Dana recalls finding an unsolved Rubik’s Cube in her basement when she was eight or nine years old. It was broken and all the stickers were peeling off, but her parents gave her a new one that Christmas. She began learning how to solve a 3x3x3 cube on YouTube, and over the course of ten years, she practiced solving more complex cubes until she could solve a 7x7x7 in under 3 minutes.

“It’s a slow process because at the beginning you’re learning just sort of the bare minimum for how to solve it, and then over time there are kinda like shortcuts. So you’re not solving it any differently—you’re just taking shorter steps to do multiple things,” Dana explains, “Especially at the beginning, if you look at my times, it’s a fairly exponential decrease, but then I think around thirteen, twelve, eleven seconds, I sort of hit a block and then it took me probably a year to get over that. Right now my average is around seven [seconds].”
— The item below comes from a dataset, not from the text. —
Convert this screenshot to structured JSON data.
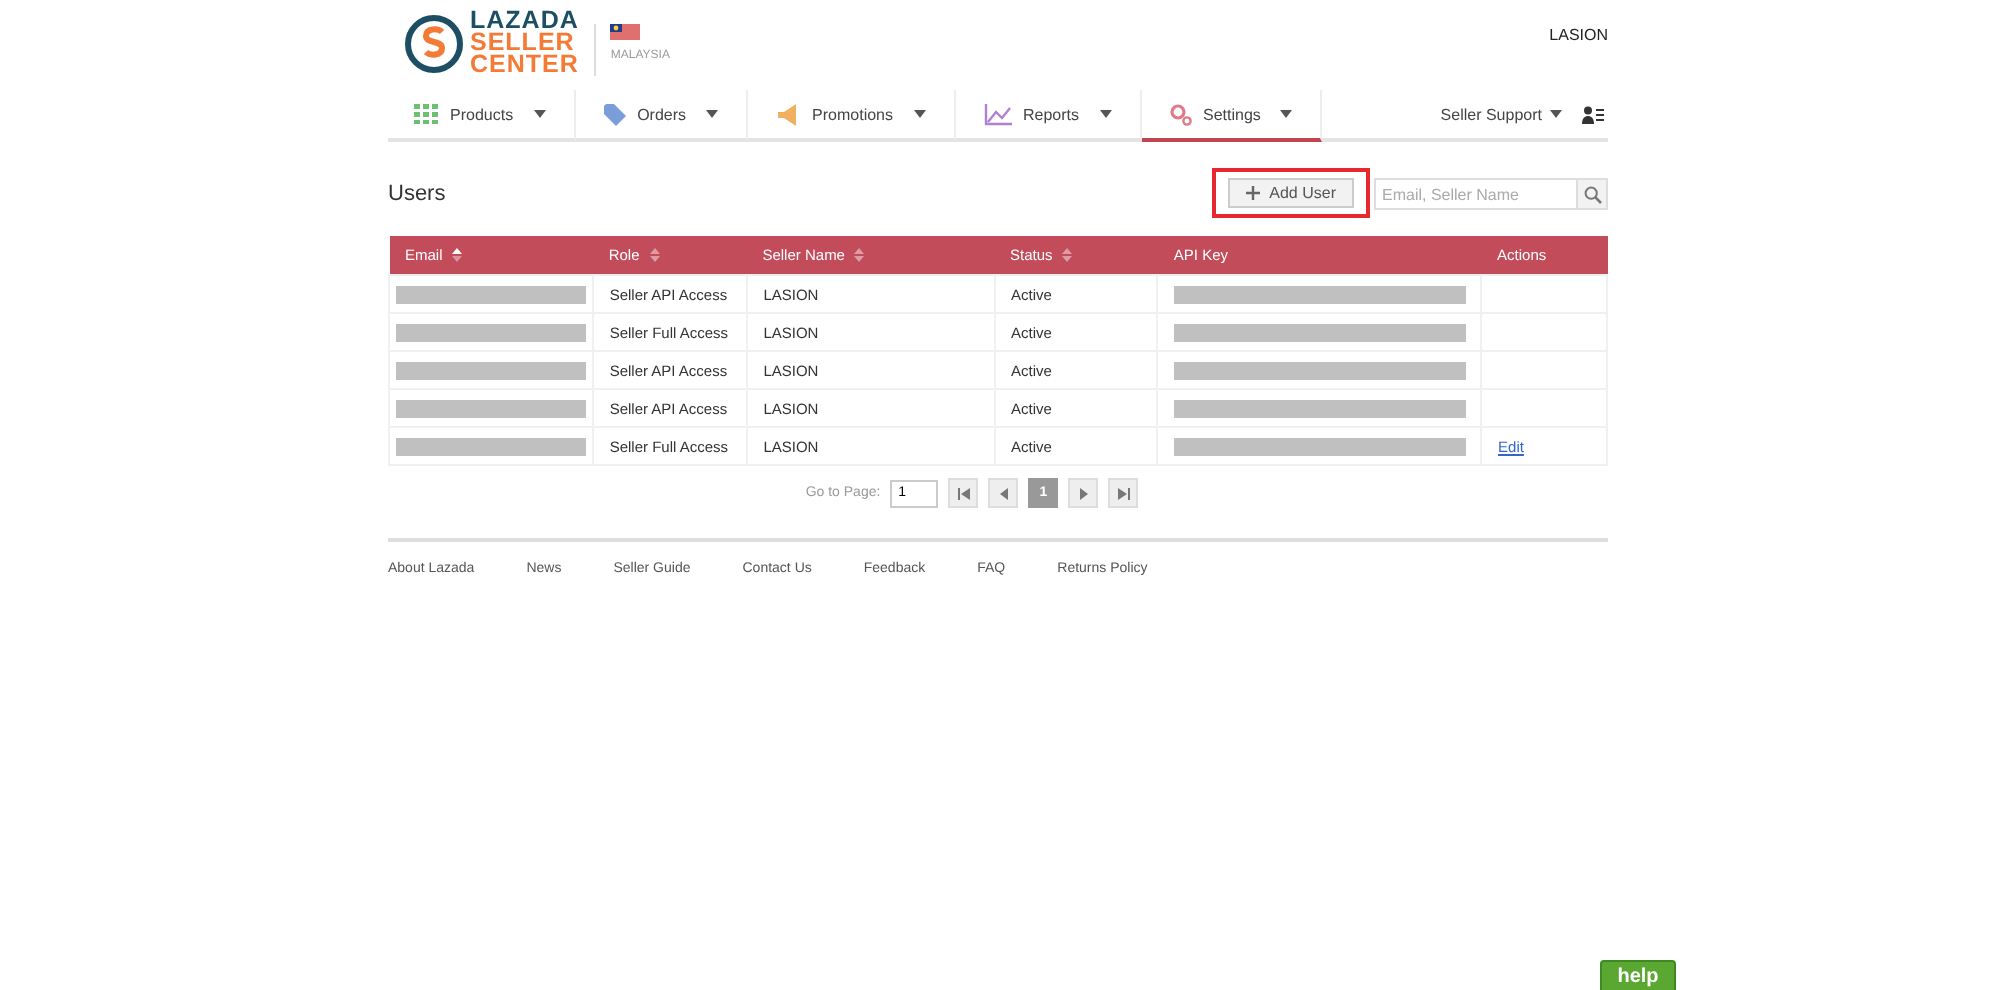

Now as a delegate for the World Cube Association, Dana officiates competitions and helps organizers submit results for different participants. In past years, she has competed in France, Spain, Austria, and Germany, and her upcoming competition will be in Australia. 

Dana notes that while participants face off against each other during the conference, some of them have become great friends and even travel buddies. After competitions, they spend time exploring monuments and eating delicious local food. As someone who has learned French for seven years, Dana spent her free time during the World Championships in France talking with locals and absorbing French culture. 

“I actually have a lot of international friends and friends from around the country who cube, and we’re close also outside of cubing, but it was just incredible that I was able to meet these people through cubing.”

The individualized nature of cubing taught Dana some important life lessons that she still applies today. While Dana admits she was intensely competitive in high school, she likes to adopt the mentality she learned from cubing when it comes to success in college. 

“It’s been such a huge part of my life for such a long time, so I’ve learned a lot of things from it. I think the biggest thing is just like, you’re competing against yourself,” Dana reflects. “At the beginning when I was really slow, I more so enjoyed the experience than trying to get first place.”

Dana has spent a decade of her life cubing, and she went from third–to–last place to the top in her category. However, she cares less about her placement in the competition and more about how the gradual process of self–improvement and diligence led her to develop patience and confidence. 

“If you think of the cube as an obstacle, most people are like, ‘oh man, it’s impossible, you can’t do it’ or whatever. But it’s really not.” Dana says, “Don’t be scared of anything that might seem impossible or daunting.”